Effect of the structure of lead iodine perovskites on the photovoltaic efficiencies

TL;DR

This study investigates how the microscopic structural variations of methyl-ammonium lead iodide perovskites influence their optical absorption and photovoltaic efficiency, using first-principles calculations to quantify atomic contributions.

Contribution

It introduces a multi-species expansion methodology to analyze atomic contributions to absorption and efficiency in different perovskite phases, considering cell thickness effects.

Findings

Atomic contributions to absorption coefficients vary across structures.

Efficiency contributions from different atoms are quantifiable.

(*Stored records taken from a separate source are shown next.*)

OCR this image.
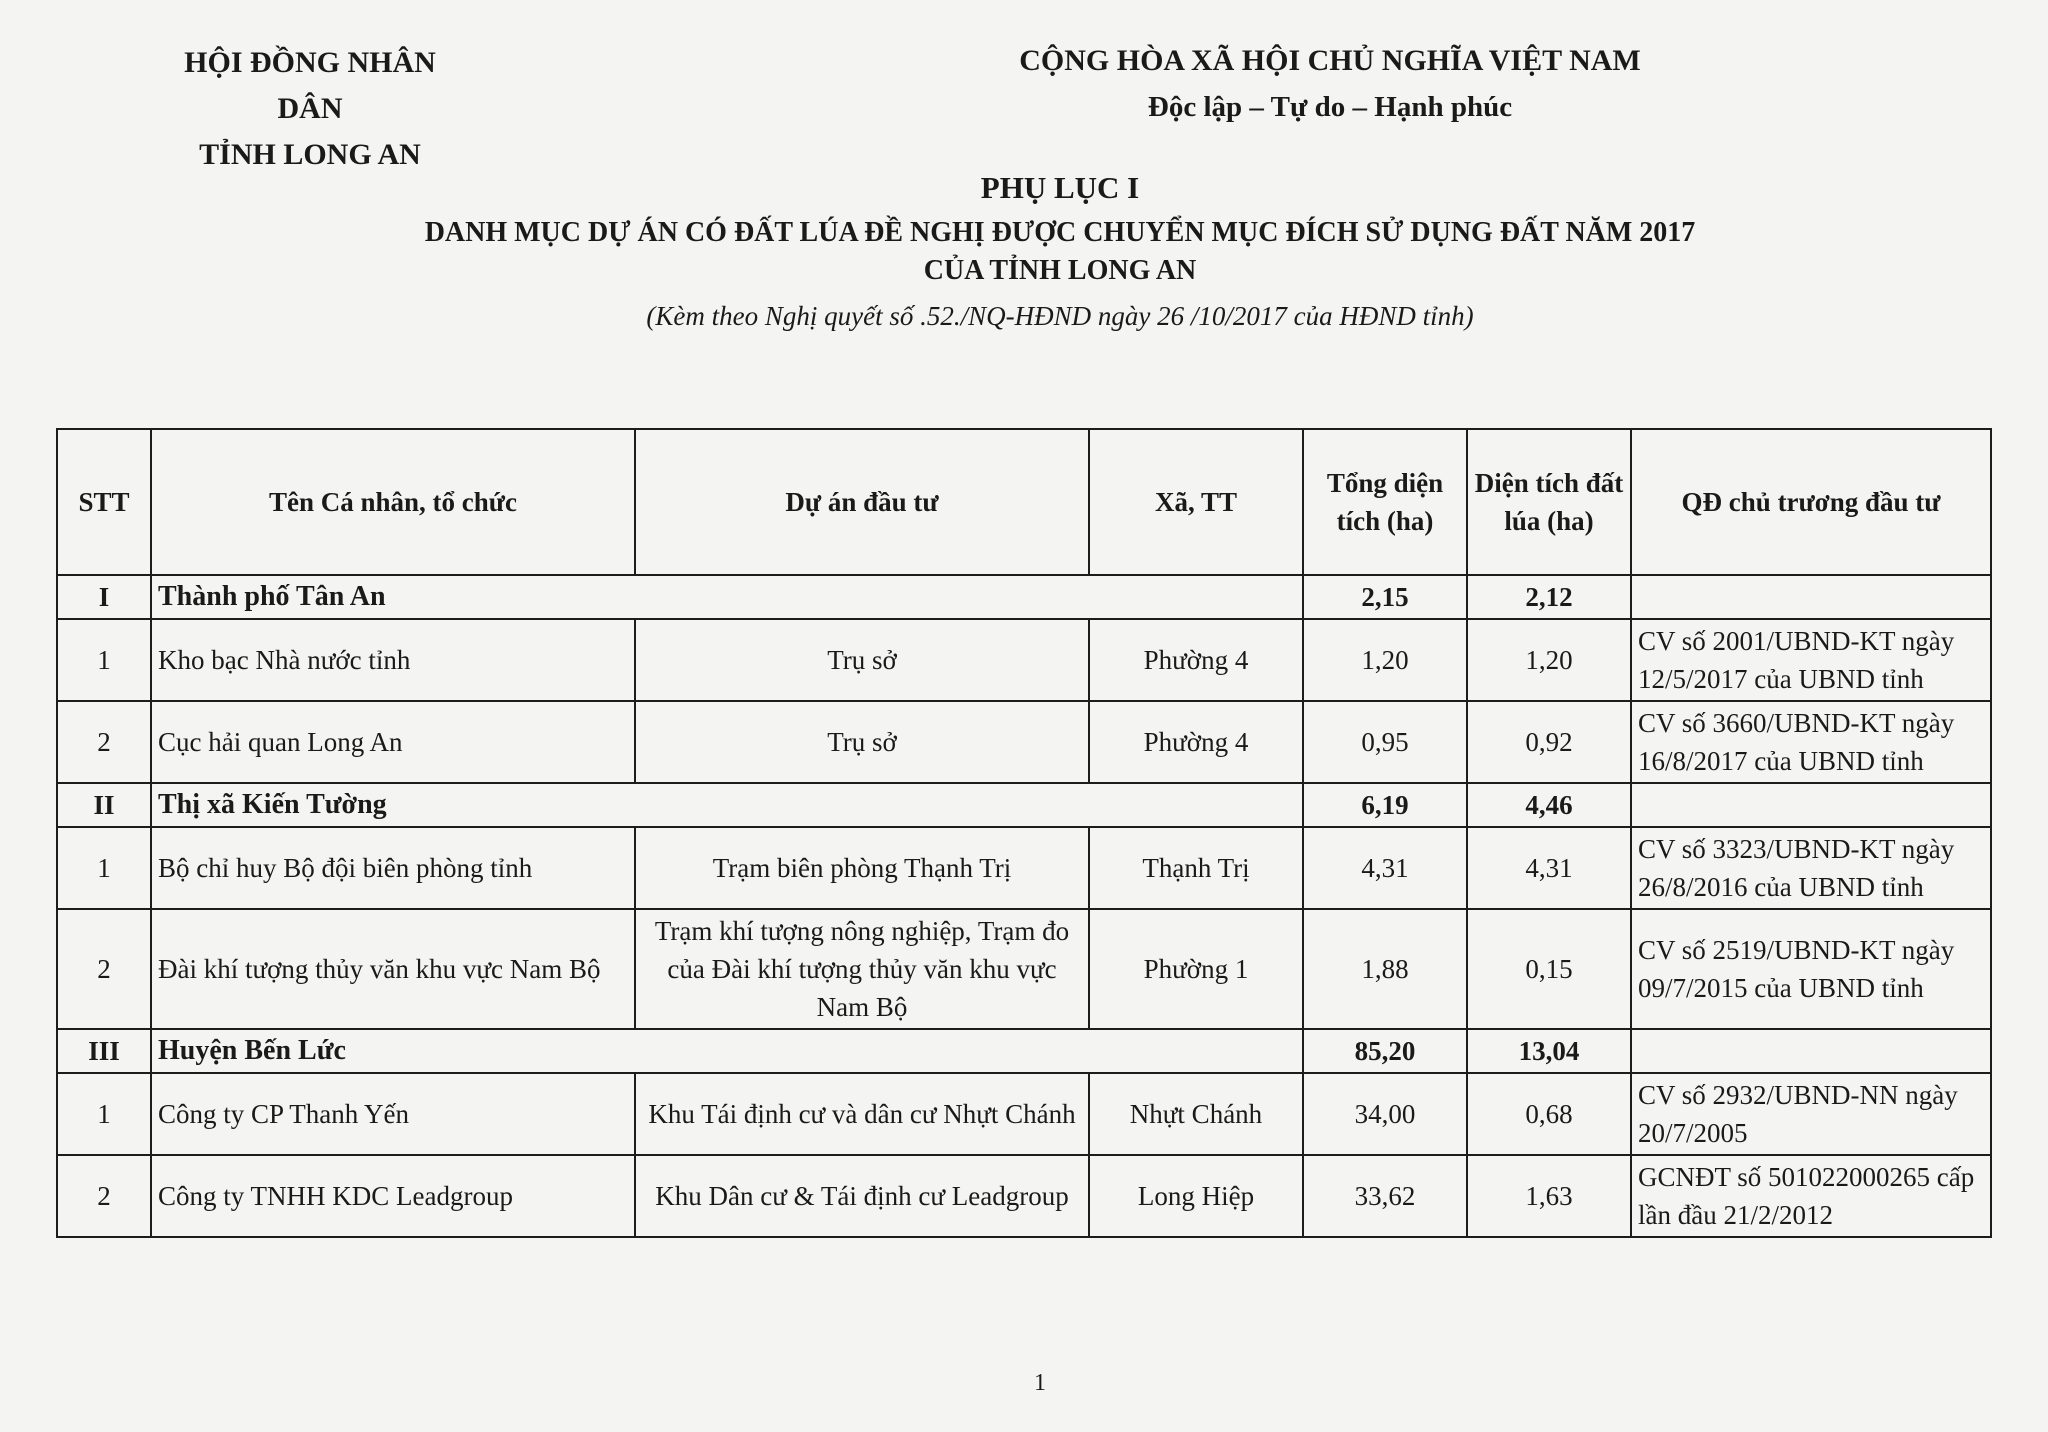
HỘI ĐỒNG NHÂN DÂN
TỈNH LONG AN
CỘNG HÒA XÃ HỘI CHỦ NGHĨA VIỆT NAM
Độc lập – Tự do – Hạnh phúc
PHỤ LỤC I
DANH MỤC DỰ ÁN CÓ ĐẤT LÚA ĐỀ NGHỊ ĐƯỢC CHUYỂN MỤC ĐÍCH SỬ DỤNG ĐẤT NĂM 2017
CỦA TỈNH LONG AN
(Kèm theo Nghị quyết số .52./NQ-HĐND ngày 26 /10/2017 của HĐND tỉnh)
STT	Tên Cá nhân, tổ chức	Dự án đầu tư	Xã, TT	Tổng diện tích (ha)	Diện tích đất lúa (ha)	QĐ chủ trương đầu tư
I	Thành phố Tân An			2,15	2,12	
1	Kho bạc Nhà nước tỉnh	Trụ sở	Phường 4	1,20	1,20	CV số 2001/UBND-KT ngày 12/5/2017 của UBND tỉnh
2	Cục hải quan Long An	Trụ sở	Phường 4	0,95	0,92	CV số 3660/UBND-KT ngày 16/8/2017 của UBND tỉnh
II	Thị xã Kiến Tường			6,19	4,46	
1	Bộ chỉ huy Bộ đội biên phòng tỉnh	Trạm biên phòng Thạnh Trị	Thạnh Trị	4,31	4,31	CV số 3323/UBND-KT ngày 26/8/2016 của UBND tỉnh
2	Đài khí tượng thủy văn khu vực Nam Bộ	Trạm khí tượng nông nghiệp, Trạm đo của Đài khí tượng thủy văn khu vực Nam Bộ	Phường 1	1,88	0,15	CV số 2519/UBND-KT ngày 09/7/2015 của UBND tỉnh
III	Huyện Bến Lức			85,20	13,04	
1	Công ty CP Thanh Yến	Khu Tái định cư và dân cư Nhựt Chánh	Nhựt Chánh	34,00	0,68	CV số 2932/UBND-NN ngày 20/7/2005
2	Công ty TNHH KDC Leadgroup	Khu Dân cư & Tái định cư Leadgroup	Long Hiệp	33,62	1,63	GCNĐT số 501022000265 cấp lần đầu 21/2/2012
1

Cell thickness significantly impacts photovoltaic performance.

Abstract

Methyl-ammonium lead iodide perovskite crystallizes in different structures depending on the temperature: orthorhombic, tetragonal and cubic. An important point to be considered is the effect of the microscopic properties of the different structures on the optical and photovoltaic properties. Using first principles we obtain the absorption coefficients that will determine the absorption of solar radiation. In order to analyze the contributions of the different atoms to the absorption coefficients we split them into a many-species expansion. Using a similar methodology we also split the efficiencies as a many-species expansion. It allows the contribution of the atomic species to be identified and quantified to the absorption coefficients and to the solar cell efficiency of the different phases. Additionally the effect of the cell thickness w is quantified.